In January, we experienced three incidents that resulted in degraded performance across GitHub services.
January 09 12:20 UTC (lasting 140 minutes)
On January 9 between 12:20 and 14:40 UTC, services in one of our three sites experienced elevated latency for connections. This led to a sustained period of timed-out requests across a number of services, including but not limited to our Git backend. An average of 5% and max of 10% of requests failed with a 5xx response or timed out during this period.
This was caused by an upgrade of hosts, which led to temporarily reduced capacity as the upgrade rolled through the fleet. While these hosts had plenty of capacity to handle the increased load, we found that the configured connection limit was lower than it should have been. We have increased that limit to prevent this from recurring. We have also identified improvements to our monitoring of connection limits and behavior and changes to reduce the risk of host upgrades leading to reduced capacity.

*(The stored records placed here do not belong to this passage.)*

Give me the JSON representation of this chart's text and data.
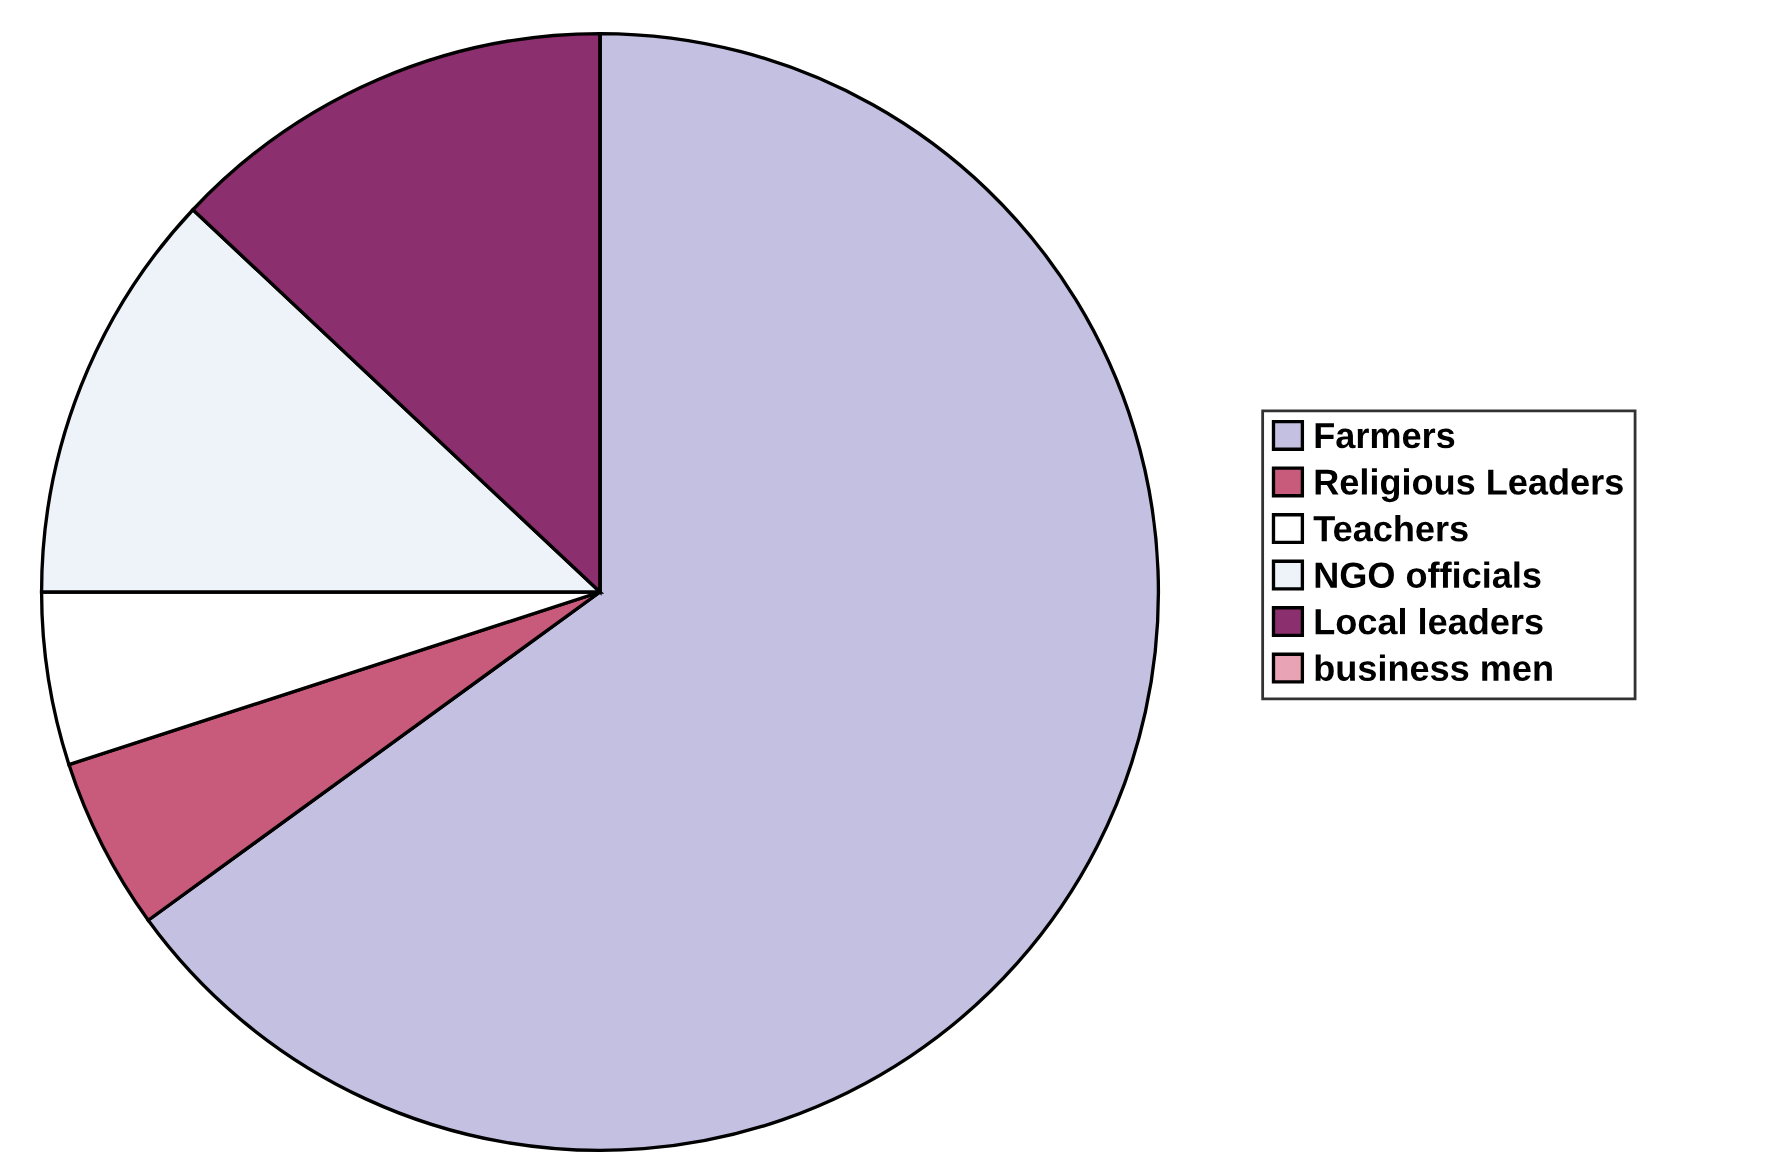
{
  "chart_data": {
    "type": "pie",
    "categories": [
      "Farmers",
      "Religious Leaders",
      "Teachers",
      "NGO officials",
      "Local leaders",
      "business men"
    ],
    "values": [
      65,
      5,
      5,
      12,
      13,
      0
    ],
    "colors": [
      "#c4c0e2",
      "#c85a7c",
      "#ffffff",
      "#eef3fa",
      "#8c2f6e",
      "#e8a4b4"
    ],
    "legend": "right"
  }
}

January 21 02:01 UTC (lasting 7 hours 3 minutes)
On January 21 at 2:01 UTC, we experienced an incident that affected customers using GitHub Codespaces. Customers encountered issues creating and resuming Codespaces in multiple regions due to operational issues with compute and storage resources.

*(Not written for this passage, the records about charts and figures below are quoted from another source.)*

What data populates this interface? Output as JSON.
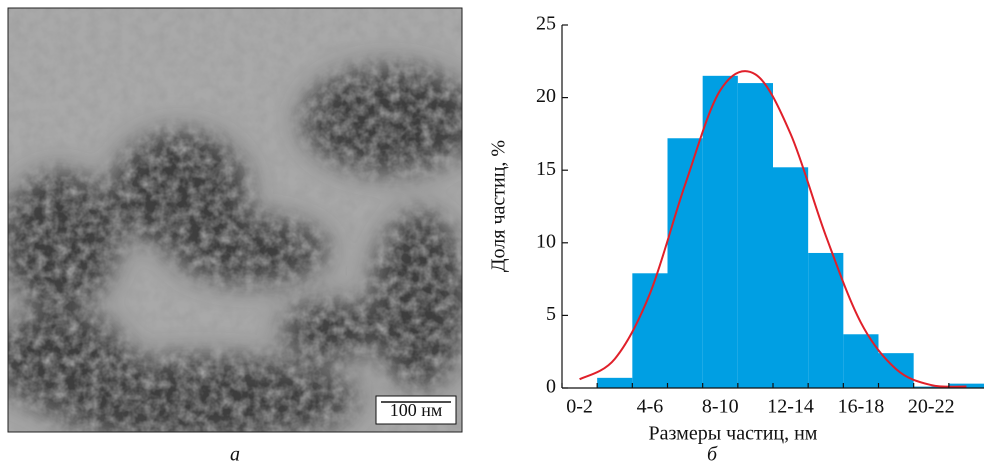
{
  "panel_a": {
    "scale_bar": "100 нм",
    "caption": "а"
  },
  "chart_data": {
    "type": "bar",
    "caption": "б",
    "xlabel": "Размеры частиц, нм",
    "ylabel": "Доля частиц, %",
    "categories": [
      "0-2",
      null,
      "4-6",
      null,
      "8-10",
      null,
      "12-14",
      null,
      "16-18",
      null,
      "20-22",
      null
    ],
    "series": [
      {
        "type": "bar",
        "color": "#009fe3",
        "values": [
          0,
          0.7,
          7.9,
          17.2,
          21.5,
          21.0,
          15.2,
          9.3,
          3.7,
          2.4,
          0.1,
          0.3
        ]
      },
      {
        "type": "line",
        "color": "#e0202a",
        "values": [
          0.6,
          2.0,
          6.5,
          14.0,
          20.5,
          21.6,
          17.5,
          10.5,
          4.5,
          1.3,
          0.2,
          0.1
        ]
      }
    ],
    "ylim": [
      0,
      25
    ],
    "yticks": [
      0,
      5,
      10,
      15,
      20,
      25
    ]
  }
}
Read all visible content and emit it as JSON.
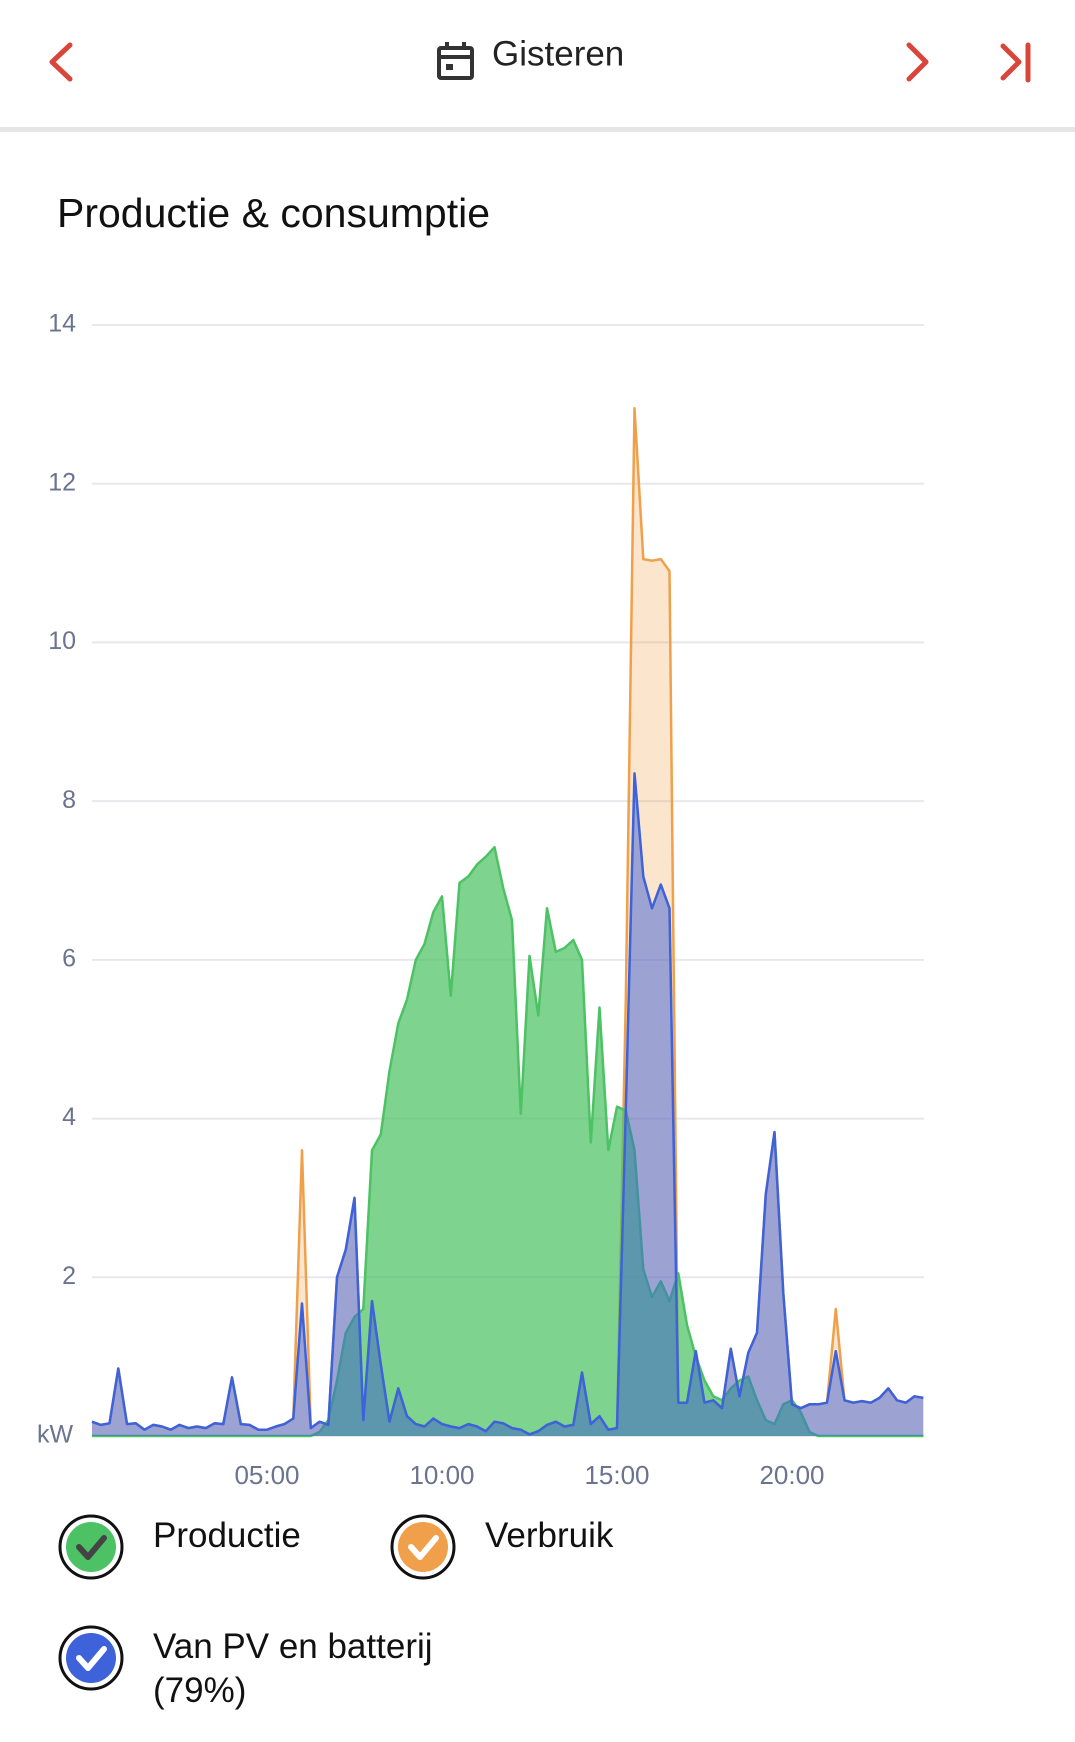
{
  "header": {
    "title": "Gisteren"
  },
  "chart_data": {
    "type": "area",
    "title": "Productie & consumptie",
    "x": [
      0,
      0.25,
      0.5,
      0.75,
      1,
      1.25,
      1.5,
      1.75,
      2,
      2.25,
      2.5,
      2.75,
      3,
      3.25,
      3.5,
      3.75,
      4,
      4.25,
      4.5,
      4.75,
      5,
      5.25,
      5.5,
      5.75,
      6,
      6.25,
      6.5,
      6.75,
      7,
      7.25,
      7.5,
      7.75,
      8,
      8.25,
      8.5,
      8.75,
      9,
      9.25,
      9.5,
      9.75,
      10,
      10.25,
      10.5,
      10.75,
      11,
      11.25,
      11.5,
      11.75,
      12,
      12.25,
      12.5,
      12.75,
      13,
      13.25,
      13.5,
      13.75,
      14,
      14.25,
      14.5,
      14.75,
      15,
      15.25,
      15.5,
      15.75,
      16,
      16.25,
      16.5,
      16.75,
      17,
      17.25,
      17.5,
      17.75,
      18,
      18.25,
      18.5,
      18.75,
      19,
      19.25,
      19.5,
      19.75,
      20,
      20.25,
      20.5,
      20.75,
      21,
      21.25,
      21.5,
      21.75,
      22,
      22.25,
      22.5,
      22.75,
      23,
      23.25,
      23.5,
      23.75
    ],
    "series": [
      {
        "name": "Verbruik",
        "color": "#f0a04b",
        "values": [
          0.18,
          0.14,
          0.16,
          0.85,
          0.15,
          0.16,
          0.08,
          0.14,
          0.12,
          0.08,
          0.14,
          0.1,
          0.12,
          0.1,
          0.16,
          0.15,
          0.74,
          0.15,
          0.14,
          0.08,
          0.08,
          0.12,
          0.15,
          0.22,
          3.6,
          0.1,
          0.18,
          0.14,
          2.0,
          2.35,
          3.0,
          0.2,
          1.7,
          0.9,
          0.18,
          0.6,
          0.25,
          0.15,
          0.12,
          0.22,
          0.15,
          0.12,
          0.1,
          0.15,
          0.12,
          0.06,
          0.18,
          0.16,
          0.1,
          0.08,
          0.02,
          0.06,
          0.14,
          0.18,
          0.12,
          0.14,
          0.8,
          0.15,
          0.25,
          0.08,
          0.1,
          5.5,
          12.95,
          11.05,
          11.03,
          11.05,
          10.9,
          0.42,
          0.42,
          1.07,
          0.42,
          0.45,
          0.35,
          1.1,
          0.5,
          1.05,
          1.3,
          3.05,
          3.83,
          1.8,
          0.4,
          0.35,
          0.4,
          0.4,
          0.42,
          1.6,
          0.45,
          0.42,
          0.44,
          0.42,
          0.48,
          0.6,
          0.45,
          0.42,
          0.5,
          0.48
        ]
      },
      {
        "name": "Productie",
        "color": "#4cc264",
        "values": [
          0,
          0,
          0,
          0,
          0,
          0,
          0,
          0,
          0,
          0,
          0,
          0,
          0,
          0,
          0,
          0,
          0,
          0,
          0,
          0,
          0,
          0,
          0,
          0,
          0,
          0,
          0.05,
          0.2,
          0.7,
          1.3,
          1.5,
          1.6,
          3.6,
          3.8,
          4.6,
          5.2,
          5.5,
          6.0,
          6.2,
          6.6,
          6.8,
          5.55,
          6.97,
          7.05,
          7.2,
          7.3,
          7.42,
          6.9,
          6.5,
          4.06,
          6.05,
          5.3,
          6.65,
          6.1,
          6.15,
          6.25,
          6.0,
          3.7,
          5.4,
          3.6,
          4.15,
          4.1,
          3.6,
          2.1,
          1.75,
          1.95,
          1.7,
          2.05,
          1.4,
          1.0,
          0.7,
          0.5,
          0.45,
          0.6,
          0.7,
          0.75,
          0.45,
          0.2,
          0.15,
          0.4,
          0.45,
          0.3,
          0.05,
          0,
          0,
          0,
          0,
          0,
          0,
          0,
          0,
          0,
          0,
          0,
          0,
          0
        ]
      },
      {
        "name": "Van PV en batterij (79%)",
        "color": "#3d62d9",
        "values": [
          0.18,
          0.14,
          0.16,
          0.85,
          0.15,
          0.16,
          0.08,
          0.14,
          0.12,
          0.08,
          0.14,
          0.1,
          0.12,
          0.1,
          0.16,
          0.15,
          0.74,
          0.15,
          0.14,
          0.08,
          0.08,
          0.12,
          0.15,
          0.22,
          1.67,
          0.1,
          0.18,
          0.14,
          2.0,
          2.35,
          3.0,
          0.2,
          1.7,
          0.9,
          0.18,
          0.6,
          0.25,
          0.15,
          0.12,
          0.22,
          0.15,
          0.12,
          0.1,
          0.15,
          0.12,
          0.06,
          0.18,
          0.16,
          0.1,
          0.08,
          0.02,
          0.06,
          0.14,
          0.18,
          0.12,
          0.14,
          0.8,
          0.15,
          0.25,
          0.08,
          0.1,
          4.1,
          8.35,
          7.05,
          6.65,
          6.95,
          6.65,
          0.42,
          0.42,
          1.07,
          0.42,
          0.45,
          0.35,
          1.1,
          0.5,
          1.05,
          1.3,
          3.05,
          3.83,
          1.8,
          0.4,
          0.35,
          0.4,
          0.4,
          0.42,
          1.07,
          0.45,
          0.42,
          0.44,
          0.42,
          0.48,
          0.6,
          0.45,
          0.42,
          0.5,
          0.48
        ]
      }
    ],
    "xlim": [
      0,
      24
    ],
    "xticks": [
      {
        "value": 5,
        "label": "05:00"
      },
      {
        "value": 10,
        "label": "10:00"
      },
      {
        "value": 15,
        "label": "15:00"
      },
      {
        "value": 20,
        "label": "20:00"
      }
    ],
    "ylim": [
      0,
      14
    ],
    "yticks": [
      {
        "value": 0,
        "label": "kW"
      },
      2,
      4,
      6,
      8,
      10,
      12,
      14
    ],
    "grid": true
  }
}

Around 25% of customers were impacted, primarily in East US and West Europe. We re-routed traffic for Codespace creations to less impacted regions, but existing Codespaces in these regions may have been unable to resume during the incident.

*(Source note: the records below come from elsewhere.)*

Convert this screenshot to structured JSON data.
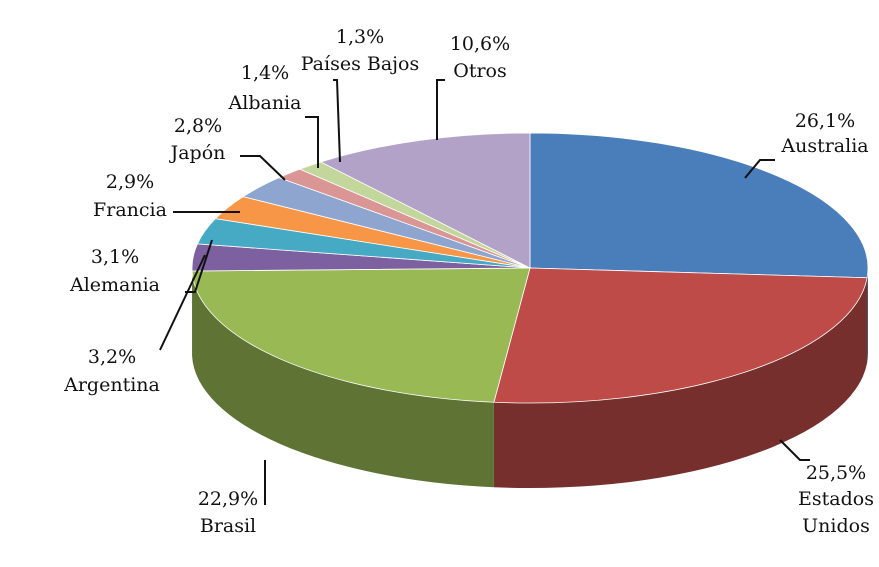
{
  "chart_data": {
    "type": "pie",
    "categories": [
      "Australia",
      "Estados Unidos",
      "Brasil",
      "Argentina",
      "Alemania",
      "Francia",
      "Japón",
      "Albania",
      "Países Bajos",
      "Otros"
    ],
    "values": [
      26.1,
      25.5,
      22.9,
      3.2,
      3.1,
      2.9,
      2.8,
      1.4,
      1.3,
      10.6
    ],
    "value_labels": [
      "26,1%",
      "25,5%",
      "22,9%",
      "3,2%",
      "3,1%",
      "2,9%",
      "2,8%",
      "1,4%",
      "1,3%",
      "10,6%"
    ],
    "colors": [
      "#4a7ebb",
      "#be4b48",
      "#98b954",
      "#7d60a0",
      "#46aac4",
      "#f79646",
      "#8ea5d0",
      "#d99694",
      "#c3d69b",
      "#b3a2c7"
    ]
  }
}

By 7:30 UTC, we had recovered connectivity to all regions except West Europe, which had an extended recovery time due to increased load in that particular region. The incident was resolved on January 21 at 9:34 UTC once Codespace creations and resumes were working normally in all regions.
We are working to improve our alerting and resiliency to reduce the duration and impact of region-specific outages.
January 31 12:30 UTC (lasting 147 minutes)
On January 31, we deployed an infrastructure change to our load balancers in preparation towards our longer term goal of IPv6 enablement at GitHub.com. This change was deployed to a subset of our global edge sites. The change had the unintended consequence of causing IPv4 addresses to start being passed as an IPv4-mapped IPv6-compatible address (for example, 10.1.2.3 became ::ffff:10.1.2.3) to our IP Allow List functionality. While our IP Allow List functionality was developed with IPv6 in mind, it wasn’t developed to handle these mapped addresses, and hence, started blocking requests as it deemed these to be not in the defined list of allowed addresses. Request error rates peaked at 0.23% of all requests.
In addition to changes deployed to remediate the issues, we have taken steps to improve testing and monitoring to better catch these issues in the future.